Some measures that can be taken to get relief from the symptoms as well as prevent acute attacks include:

  • Keeping away from cigarette smoke
  • Wearing face masks to avoid inhalation of irritants
  • Sanitizing hands and maintaining good hygiene to avoid contracting infections
  • Pulmonary rehabilitation: Is useful in individuals who have a reduced lung function


Acute bronchitis is usually self-limiting and there are no major complications associated with it. Chronic bronchitis can impact the quality of life due to the reduced lung function that may ensue. Some complications that can occur may include:

  • Bronchiectasis
  • Bronchopneumonia
  • Acute Respiratory Failure


The prognosis for Chest cold is generally good, especially in otherwise healthy children. The prognosis for chronic Bronchitis in Children with other comorbid conditions is generally associated with a poor quality of life.

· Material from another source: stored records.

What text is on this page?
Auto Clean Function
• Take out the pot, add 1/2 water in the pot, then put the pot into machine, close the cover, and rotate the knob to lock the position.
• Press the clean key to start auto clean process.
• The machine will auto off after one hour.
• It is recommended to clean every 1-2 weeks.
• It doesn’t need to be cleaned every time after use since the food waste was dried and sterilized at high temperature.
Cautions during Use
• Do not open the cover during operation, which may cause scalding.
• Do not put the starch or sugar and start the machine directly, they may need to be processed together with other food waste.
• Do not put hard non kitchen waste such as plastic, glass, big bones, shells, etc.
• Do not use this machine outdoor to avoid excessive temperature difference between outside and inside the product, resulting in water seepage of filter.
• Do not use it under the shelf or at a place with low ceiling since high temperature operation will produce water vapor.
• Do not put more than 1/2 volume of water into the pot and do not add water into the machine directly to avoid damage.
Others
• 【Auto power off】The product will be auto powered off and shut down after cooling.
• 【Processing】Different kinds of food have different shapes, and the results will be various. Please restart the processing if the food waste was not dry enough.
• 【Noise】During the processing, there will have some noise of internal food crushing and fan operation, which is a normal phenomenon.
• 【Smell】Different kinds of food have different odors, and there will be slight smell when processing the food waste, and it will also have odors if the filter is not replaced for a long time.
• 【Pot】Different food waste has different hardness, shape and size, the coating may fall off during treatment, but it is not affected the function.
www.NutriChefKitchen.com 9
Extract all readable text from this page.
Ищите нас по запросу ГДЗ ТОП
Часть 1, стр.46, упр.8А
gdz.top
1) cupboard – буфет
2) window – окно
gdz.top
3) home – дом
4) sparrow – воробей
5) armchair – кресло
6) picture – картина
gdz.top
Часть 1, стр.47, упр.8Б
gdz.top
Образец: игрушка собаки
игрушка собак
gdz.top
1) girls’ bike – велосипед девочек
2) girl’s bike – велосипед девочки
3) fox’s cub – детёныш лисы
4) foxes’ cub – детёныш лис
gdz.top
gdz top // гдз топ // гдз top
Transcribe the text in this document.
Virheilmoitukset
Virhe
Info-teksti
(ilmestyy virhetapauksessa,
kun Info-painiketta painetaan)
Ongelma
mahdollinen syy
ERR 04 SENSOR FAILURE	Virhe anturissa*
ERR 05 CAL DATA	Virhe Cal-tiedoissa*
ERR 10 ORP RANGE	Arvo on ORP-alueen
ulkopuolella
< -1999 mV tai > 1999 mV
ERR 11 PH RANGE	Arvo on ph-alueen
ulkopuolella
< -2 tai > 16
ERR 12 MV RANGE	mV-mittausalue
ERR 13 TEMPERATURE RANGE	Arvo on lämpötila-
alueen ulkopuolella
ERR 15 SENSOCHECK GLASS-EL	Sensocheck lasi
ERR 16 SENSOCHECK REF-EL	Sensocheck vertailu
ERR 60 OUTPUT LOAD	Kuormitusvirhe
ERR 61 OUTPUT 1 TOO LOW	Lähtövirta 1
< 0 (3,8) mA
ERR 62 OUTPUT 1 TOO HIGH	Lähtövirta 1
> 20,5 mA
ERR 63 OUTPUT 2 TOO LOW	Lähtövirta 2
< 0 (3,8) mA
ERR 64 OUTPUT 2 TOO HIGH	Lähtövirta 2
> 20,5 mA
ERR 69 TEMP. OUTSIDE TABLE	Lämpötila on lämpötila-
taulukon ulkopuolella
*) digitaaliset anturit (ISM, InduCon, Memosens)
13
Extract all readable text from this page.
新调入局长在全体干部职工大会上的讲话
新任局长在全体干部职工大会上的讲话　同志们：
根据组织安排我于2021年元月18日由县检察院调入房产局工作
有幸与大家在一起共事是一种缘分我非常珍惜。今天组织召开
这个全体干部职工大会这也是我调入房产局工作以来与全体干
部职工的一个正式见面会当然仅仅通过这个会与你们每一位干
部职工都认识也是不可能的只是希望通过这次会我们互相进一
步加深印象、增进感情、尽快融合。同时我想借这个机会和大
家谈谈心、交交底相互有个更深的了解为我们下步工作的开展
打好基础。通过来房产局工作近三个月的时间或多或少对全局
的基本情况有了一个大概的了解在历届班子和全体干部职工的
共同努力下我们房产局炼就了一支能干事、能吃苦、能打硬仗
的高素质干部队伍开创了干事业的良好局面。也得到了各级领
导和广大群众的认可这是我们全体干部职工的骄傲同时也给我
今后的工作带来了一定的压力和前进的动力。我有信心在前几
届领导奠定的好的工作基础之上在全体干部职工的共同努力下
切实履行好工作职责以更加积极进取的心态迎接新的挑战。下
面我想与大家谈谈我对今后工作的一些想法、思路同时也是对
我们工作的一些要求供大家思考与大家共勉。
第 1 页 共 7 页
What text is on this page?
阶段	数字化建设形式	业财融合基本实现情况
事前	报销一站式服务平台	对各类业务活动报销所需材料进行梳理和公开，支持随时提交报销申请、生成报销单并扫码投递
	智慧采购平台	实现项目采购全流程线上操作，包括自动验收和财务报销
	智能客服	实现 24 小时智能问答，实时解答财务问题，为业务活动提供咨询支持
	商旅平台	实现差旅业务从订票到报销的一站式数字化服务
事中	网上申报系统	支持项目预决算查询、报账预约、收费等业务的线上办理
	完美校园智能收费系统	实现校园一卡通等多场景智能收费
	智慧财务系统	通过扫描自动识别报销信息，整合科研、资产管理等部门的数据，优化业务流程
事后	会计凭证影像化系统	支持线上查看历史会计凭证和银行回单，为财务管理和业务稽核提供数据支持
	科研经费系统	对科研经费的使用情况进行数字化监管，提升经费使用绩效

When to contact the doctor or hospital? / How to identify the emergency or complications?

It is advisable to seek medical attention if the cough persists for more than 3 weeks and is accompanied by discoloured sputum or blood, high fever, and severe breathlessness.

Indications for hospitalization if required

Hospitalization is not required for this chest cold, but a severe increase in symptoms may warrant hospital admission for oxygenation and hydration.

Suggested clinical specialist/ Department to consult for this condition

It will be treated by specialists from the department of pediatric pulmonology.